We can turn this in a @bold{property-based test}, i.e. a function that
computes a test expressing a single instance of our compiler
correctness claim:

@codeblock-include["abscond/correct.rkt"]

@ex[
(check-compiler (Lit 42))
(check-compiler (Lit 37))
(check-compiler (Lit -8))]

This is a powerful testing technique when combined with random
generation.  Since our correctness claim should hold for @emph{all}
Abscond programs, we can randomly generate @emph{any} Abscond program
and check that it holds.

@ex[
(check-compiler (Lit (random 100)))

; test 10 random programs
(for ([i (in-range 10)])
  (check-compiler (Lit (random 10000))))
]

The last expression is taking 10 samples from the space of Abscond
programs in @math{[0,10000)} and checking the compiler correctness
claim on them.  If the claim doesn't hold for any of these samples, a
test failure would be reported.

Finding an input to @racket[check-compiler] that fails would
@emph{refute} the compiler correctness claim and mean that we have a
bug.  Such an input is called a @bold{counter-example}.

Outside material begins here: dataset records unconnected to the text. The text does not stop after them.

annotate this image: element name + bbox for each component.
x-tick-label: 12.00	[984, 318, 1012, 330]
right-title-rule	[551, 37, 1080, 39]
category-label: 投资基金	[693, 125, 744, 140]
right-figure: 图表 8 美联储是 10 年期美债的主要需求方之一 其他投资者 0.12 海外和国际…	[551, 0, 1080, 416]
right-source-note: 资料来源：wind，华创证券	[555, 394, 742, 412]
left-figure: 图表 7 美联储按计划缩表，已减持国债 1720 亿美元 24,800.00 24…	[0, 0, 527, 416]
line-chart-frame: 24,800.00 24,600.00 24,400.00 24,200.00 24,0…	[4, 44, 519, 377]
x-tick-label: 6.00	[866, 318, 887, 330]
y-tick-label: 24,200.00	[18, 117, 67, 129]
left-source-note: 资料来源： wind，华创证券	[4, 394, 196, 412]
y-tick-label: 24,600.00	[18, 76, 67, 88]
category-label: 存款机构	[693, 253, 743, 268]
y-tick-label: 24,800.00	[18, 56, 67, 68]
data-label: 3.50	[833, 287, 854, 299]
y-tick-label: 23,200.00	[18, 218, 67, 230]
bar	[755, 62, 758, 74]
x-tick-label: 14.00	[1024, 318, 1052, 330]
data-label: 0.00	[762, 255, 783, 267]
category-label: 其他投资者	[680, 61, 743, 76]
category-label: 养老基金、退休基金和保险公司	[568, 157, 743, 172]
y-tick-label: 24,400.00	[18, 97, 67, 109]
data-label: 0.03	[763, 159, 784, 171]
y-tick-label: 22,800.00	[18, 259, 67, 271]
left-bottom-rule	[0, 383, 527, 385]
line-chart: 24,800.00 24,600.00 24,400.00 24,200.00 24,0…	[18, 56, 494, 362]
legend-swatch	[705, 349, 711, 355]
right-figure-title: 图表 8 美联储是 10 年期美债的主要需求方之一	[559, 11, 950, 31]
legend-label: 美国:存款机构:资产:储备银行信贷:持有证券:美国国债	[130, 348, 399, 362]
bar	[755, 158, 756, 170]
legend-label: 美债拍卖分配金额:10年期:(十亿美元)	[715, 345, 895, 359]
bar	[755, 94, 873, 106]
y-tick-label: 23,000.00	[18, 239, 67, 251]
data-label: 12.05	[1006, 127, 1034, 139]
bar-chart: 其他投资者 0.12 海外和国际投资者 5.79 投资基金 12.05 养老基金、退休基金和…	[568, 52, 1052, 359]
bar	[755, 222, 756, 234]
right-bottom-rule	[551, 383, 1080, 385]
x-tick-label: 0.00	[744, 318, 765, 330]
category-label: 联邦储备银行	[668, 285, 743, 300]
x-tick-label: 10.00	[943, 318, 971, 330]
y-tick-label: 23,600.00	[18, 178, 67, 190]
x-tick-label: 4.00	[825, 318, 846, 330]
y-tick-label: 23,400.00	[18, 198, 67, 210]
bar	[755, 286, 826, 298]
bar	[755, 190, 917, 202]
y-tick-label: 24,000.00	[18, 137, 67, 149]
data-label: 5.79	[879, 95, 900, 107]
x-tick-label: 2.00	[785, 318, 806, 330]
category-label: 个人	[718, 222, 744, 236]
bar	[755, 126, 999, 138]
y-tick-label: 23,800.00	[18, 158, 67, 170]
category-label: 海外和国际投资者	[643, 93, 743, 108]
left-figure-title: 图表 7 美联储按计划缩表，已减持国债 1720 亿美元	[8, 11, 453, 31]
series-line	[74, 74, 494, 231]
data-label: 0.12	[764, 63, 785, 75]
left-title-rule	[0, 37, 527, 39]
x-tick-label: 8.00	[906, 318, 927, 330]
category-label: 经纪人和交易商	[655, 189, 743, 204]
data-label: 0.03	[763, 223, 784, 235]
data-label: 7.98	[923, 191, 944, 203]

On the other hand we gain more confidence with each passing test.
While passing tests increase our confidence, we cannot test all
possible inputs this way, so we can't be sure our compiler is correct
by testing alone.  To really be sure, we'd need to write a
@emph{proof}, but that's beyond the scope of this class.

At this point we have not found a counter-example to compiler
correctness.  It's tempting to declare victory.  But... can you think
of a valid input (i.e. some integer) that might refute the correctness
claim?

Think on it.  In the meantime, let's move on.